Benorterone, also known as 17α-methyl-B-nortestosterone or as 17α-methyl-B-norandrost-4-en-17β-ol-3-one, is a synthetic androstane steroid and a derivative of testosterone. Specifically, it is the C17α methyl and B-nor analogue of testosterone and the B-nor analogue of methyltestosterone. Other testosterone-derived steroidal antiandrogens include abiraterone acetate, BOMT, delanterone, dienogest, galeterone, metogest, mifepristone, oxendolone, rosterolone, topterone, trimethyltrienolone, and zanoterone, while progesterone-derived steroidal antiandrogens include examples like cyproterone and cyproterone acetate.

==History==
Benorterone was developed in the late 1950s, was first reported to possess antiandrogenic activity in 1964, and was investigated in clinical trials in the mid-to-late 1960s.
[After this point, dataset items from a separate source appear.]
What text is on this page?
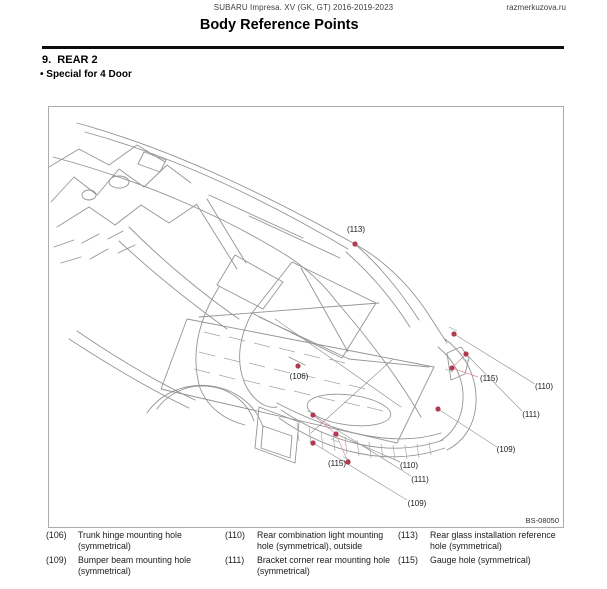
SUBARU Impresa. XV (GK, GT) 2016-2019-2023	razmerkuzova.ru
Body Reference Points
9.  REAR 2
• Special for 4 Door
(113)
(106)	(115)
(110)
(111)
(109)
(110)
(111)
(109)
(115)
BS-08050
(106)	Trunk hinge mounting hole
(symmetrical)
(109)	Bumper beam mounting hole
(symmetrical)
(110)	Rear combination light mounting
hole (symmetrical), outside
(111)	Bracket corner rear mounting hole
(symmetrical)
(113)	Rear glass installation reference
hole (symmetrical)
(115)	Gauge hole (symmetrical)
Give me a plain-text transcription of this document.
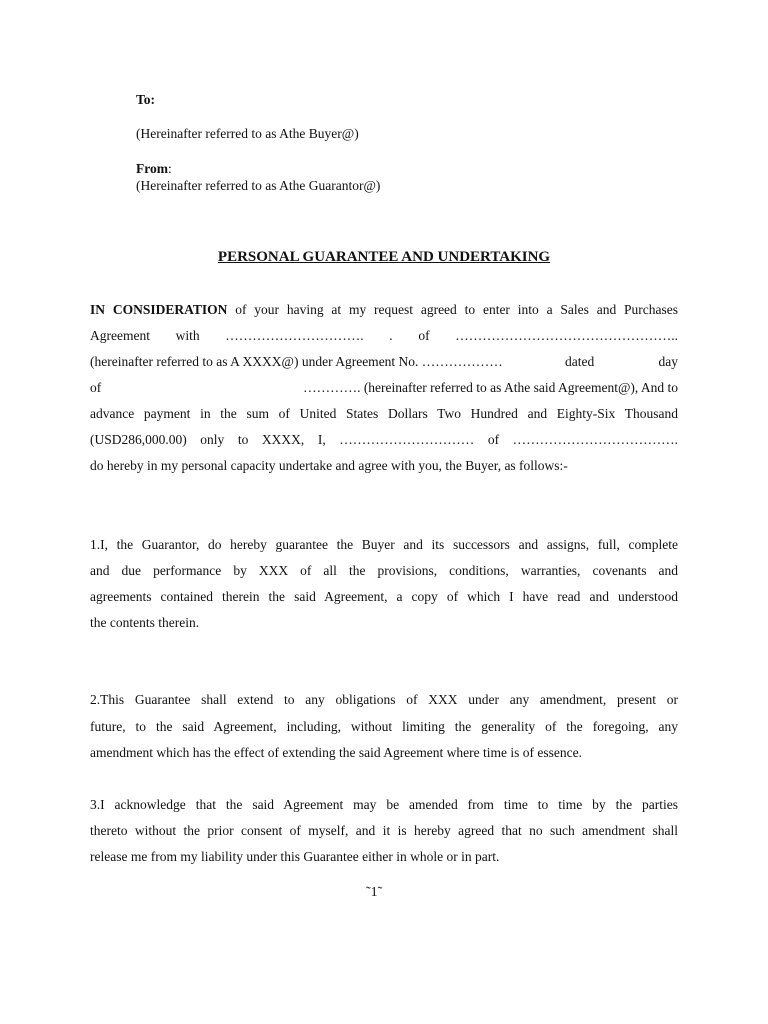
To:
(Hereinafter referred to as Athe Buyer@)
From:
(Hereinafter referred to as Athe Guarantor@)
PERSONAL GUARANTEE AND UNDERTAKING
IN CONSIDERATION of your having at my request agreed to enter into a Sales and Purchases
Agreement with …………………………. . of …………………………………………..
(hereinafter referred to as A XXXX@) under Agreement No. ………………	dated	day
of	…………. (hereinafter referred to as Athe said Agreement@), And to
advance payment in the sum of United States Dollars Two Hundred and Eighty-Six Thousand
(USD286,000.00) only to XXXX, I, ………………………… of ……………………………….
do hereby in my personal capacity undertake and agree with you, the Buyer, as follows:-
1.I, the Guarantor, do hereby guarantee the Buyer and its successors and assigns, full, complete
and due performance by XXX of all the provisions, conditions, warranties, covenants and
agreements contained therein the said Agreement, a copy of which I have read and understood
the contents therein.
2.This Guarantee shall extend to any obligations of XXX under any amendment, present or
future, to the said Agreement, including, without limiting the generality of the foregoing, any
amendment which has the effect of extending the said Agreement where time is of essence.
3.I acknowledge that the said Agreement may be amended from time to time by the parties
thereto without the prior consent of myself, and it is hereby agreed that no such amendment shall
release me from my liability under this Guarantee either in whole or in part.
˜1˜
It was the first known antiandrogen to be studied in humans. The drug was found to be effective in the treatment of acne, seborrhea, and hirsutism in women. In addition, unlike progestogenic antiandrogens such as cyproterone acetate, it seldom produced side effects in women and did not affect menstruation. However, in males, benorterone was not effective for acne, and produced high rates of gynecomastia (in 12 out of 13 or 92% of young men treated with 75 to 300 mg/day benorterone). Shortly following the observance of this side effect, it was withdrawn from clinical studies. Subsequently, cyproterone acetate, which has a greatly reduced risk of gynecomastia by virtue of its concomitant progestogenic and antigonadotropic actions (which results in suppression of estrogen levels), was developed instead and was introduced for medical use in 1973. In addition, spironolactone, a steroidal antimineralocorticoid that was introduced for medical use in 1959, was discovered to possess potent antiandrogenic activity in 1969, and became widely used clinically as an antiandrogen after its first use in an androgen-dependent condition in 1978.

==Society and culture==

===Generic names===
Benorterone is the generic name of the drug and its INN and USAN. It is also known by its developmental code names SKF-7690 and FC-612.